Harry Stokes's gender became the subject of gossip and ridicule around Manchester. Ballads were composed about him and sung in the streets. There is some evidence that the ballads told the tale of an ill-fated, one-day marriage to a barmaid called Betsy. On the wedding day Harry managed to play the part of a groom well enough, but on the wedding night there was a terrible row and he was charged with assault and sentenced to two months in jail. At his court hearing Betsy declared that she wouldn't live with her husband because he was really a woman. However, the details of these ballads may actually be about a James Allen, another 'female husband'

==1839 – 1859==

After separating from his first wife, Harry set up home with a widow called Francis Collins, a woman who had worked as a barmaid in his local beerhouse. The couple moved to Salford for two years and then in 1840 they established a beerhouse at numbers 3 – 5 Quay Street, Manchester. John Heaton who was Francis's son from her first marriage was later reported as saying that he "always regarded Harry as his stepfather, and his mother assumed the name of Stokes and passed as his wife." In the United Kingdom Census 1841 Harry Stokes and Francis Stokes are registered as living on Quay Street.
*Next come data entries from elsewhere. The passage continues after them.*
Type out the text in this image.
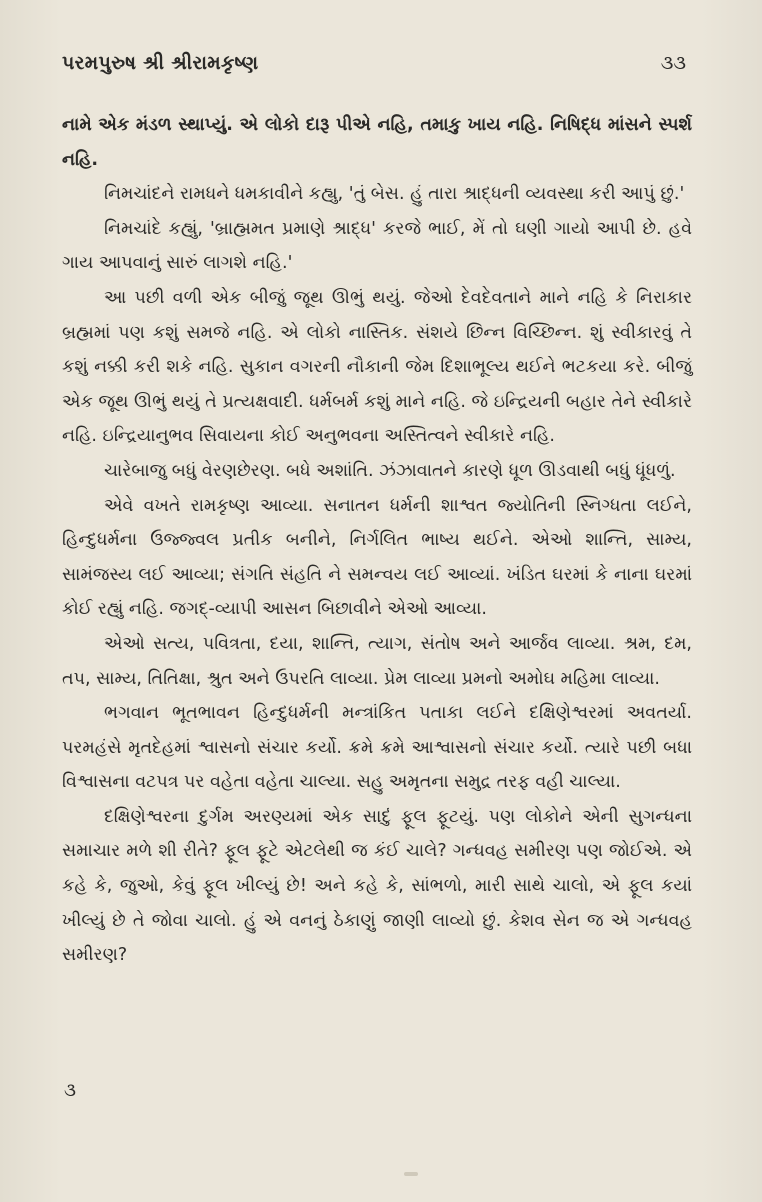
પરમપુરુષ શ્રી શ્રીરામકૃષ્ણ	૩૩

નામે એક મંડળ સ્થાપ્યું. એ લોકો દારૂ પીએ નહિ, તમાકુ ખાય નહિ. નિષિદ્ધ માંસને સ્પર્શ નહિ.

નિમચાંદને રામધને ધમકાવીને કહ્યુ, 'તું બેસ. હું તારા શ્રાદ્ધની વ્યવસ્થા કરી આપું છું.'

નિમચાંદે કહ્યું, 'બ્રાહ્મમત પ્રમાણે શ્રાદ્ધ' કરજે ભાઈ, મેં તો ઘણી ગાયો આપી છે. હવે ગાય આપવાનું સારું લાગશે નહિ.'

આ પછી વળી એક બીજું જૂથ ઊભું થયું. જેઓ દેવદેવતાને માને નહિ કે નિરાકાર બ્રહ્મમાં પણ કશું સમજે નહિ. એ લોકો નાસ્તિક. સંશયે છિન્ન વિચ્છિન્ન. શું સ્વીકારવું તે કશું નક્કી કરી શકે નહિ. સુકાન વગરની નૌકાની જેમ દિશાભૂલ્ય થઈને ભટકયા કરે. બીજું એક જૂથ ઊભું થયું તે પ્રત્યક્ષવાદી. ધર્મબર્મ કશું માને નહિ. જે ઇન્દ્રિયની બહાર તેને સ્વીકારે નહિ. ઇન્દ્રિયાનુભવ સિવાયના કોઈ અનુભવના અસ્તિત્વને સ્વીકારે નહિ.

ચારેબાજુ બધું વેરણછેરણ. બધે અશાંતિ. ઝંઝાવાતને કારણે ધૂળ ઊડવાથી બધું ધૂંધળું.

એવે વખતે રામકૃષ્ણ આવ્યા. સનાતન ધર્મની શાશ્વત જ્યોતિની સ્નિગ્ધતા લઈને, હિન્દુધર્મના ઉજ્જ્વલ પ્રતીક બનીને, નિર્ગલિત ભાષ્ય થઈને. એઓ શાન્તિ, સામ્ય, સામંજસ્ય લઈ આવ્યા; સંગતિ સંહતિ ને સમન્વય લઈ આવ્યાં. ખંડિત ઘરમાં કે નાના ઘરમાં કોઈ રહ્યું નહિ. જગદ્-વ્યાપી આસન બિછાવીને એઓ આવ્યા.

એઓ સત્ય, પવિત્રતા, દયા, શાન્તિ, ત્યાગ, સંતોષ અને આર્જવ લાવ્યા. શ્રમ, દમ, તપ, સામ્ય, તિતિક્ષા, શ્રુત અને ઉપરતિ લાવ્યા. પ્રેમ લાવ્યા પ્રમનો અમોઘ મહિમા લાવ્યા.

ભગવાન ભૂતભાવન હિન્દુધર્મની મન્ત્રાંકિત પતાકા લઈને દક્ષિણેશ્વરમાં અવતર્યા. પરમહંસે મૃતદેહમાં શ્વાસનો સંચાર કર્યો. ક્રમે ક્રમે આશ્વાસનો સંચાર કર્યો. ત્યારે પછી બધા વિશ્વાસના વટપત્ર પર વહેતા વહેતા ચાલ્યા. સહુ અમૃતના સમુદ્ર તરફ વહી ચાલ્યા.

દક્ષિણેશ્વરના દુર્ગમ અરણ્યમાં એક સાદું ફૂલ ફૂટયું. પણ લોકોને એની સુગન્ધના સમાચાર મળે શી રીતે? ફૂલ ફૂટે એટલેથી જ કંઈ ચાલે? ગન્ધવહ સમીરણ પણ જોઈએ. એ કહે કે, જુઓ, કેવું ફૂલ ખીલ્યું છે! અને કહે કે, સાંભળો, મારી સાથે ચાલો, એ ફૂલ કયાં ખીલ્યું છે તે જોવા ચાલો. હું એ વનનું ઠેકાણું જાણી લાવ્યો છું. કેશવ સેન જ એ ગન્ધવહ સમીરણ?

૩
In the 1841 Pigot & Slater's trade directory Francis Collins is listed as a beer retailer at 3 Quay Street, whereas Harry is listed in the 1843 edition. By 1846 Harry and Francis had moved to a beerhouse at 22 Camp Street called the Pilgrims Rest which was registered in the name of Francis's son John Heaton. By 1852 Harry, Francis and John had moved their beerhouse to 28 Camp Street.
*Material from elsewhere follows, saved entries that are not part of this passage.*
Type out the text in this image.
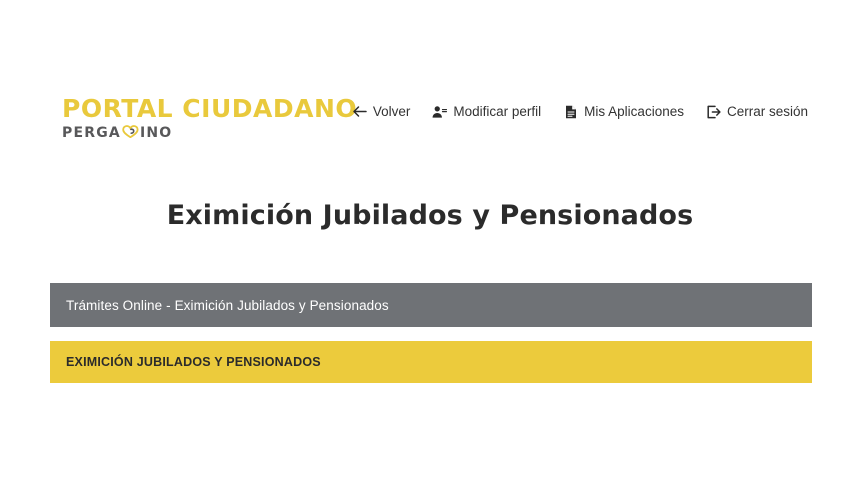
PORTAL CIUDADANO
PERGA INO
Volver	Modificar perfil	Mis Aplicaciones	Cerrar sesión
Eximición Jubilados y Pensionados
Trámites Online - Eximición Jubilados y Pensionados
EXIMICIÓN JUBILADOS Y PENSIONADOS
Harry is listed in the 1855 and 1856 Slater's trade directories as a bricklayer at 28 Camp Street.

Around 1856 Harry moved to 11 Richmond Street Salford with Francis and John Heaton.

==Death inquest==

On 15 October 1859, a body was found in the River Irwell at Mode Wheel, bolt upright in the water with a top hat still jammed firmly on his head. The corpse was taken to the Swann Inn, Pendlebury where an inquest was held. A juror recognised the body as that of Harry Stokes, advising that he was "not a man but a woman". Harry's body was inspected by two women who confirmed it was that of a woman.

The inquest into Harry's death was reported in the local press, with headlines such as 'A WOMAN PASSING AS A MAN FOR FORTY YEARS' – the Manchester Examiner; and 'HARRY STOKES THE MAN WOMAN' – The Salford weekly News. The stories were reprinted in papers across the country.

The inquest verdict was 'Found drowned – supposed suicide'. Harry's death was entered in the General Register Office under the name Harriett Stokes,. While there is evidence the local community used the name Harriet to refer to Harry Stokes, there is no evidence that he ever confirmed his birth name to be Harriet.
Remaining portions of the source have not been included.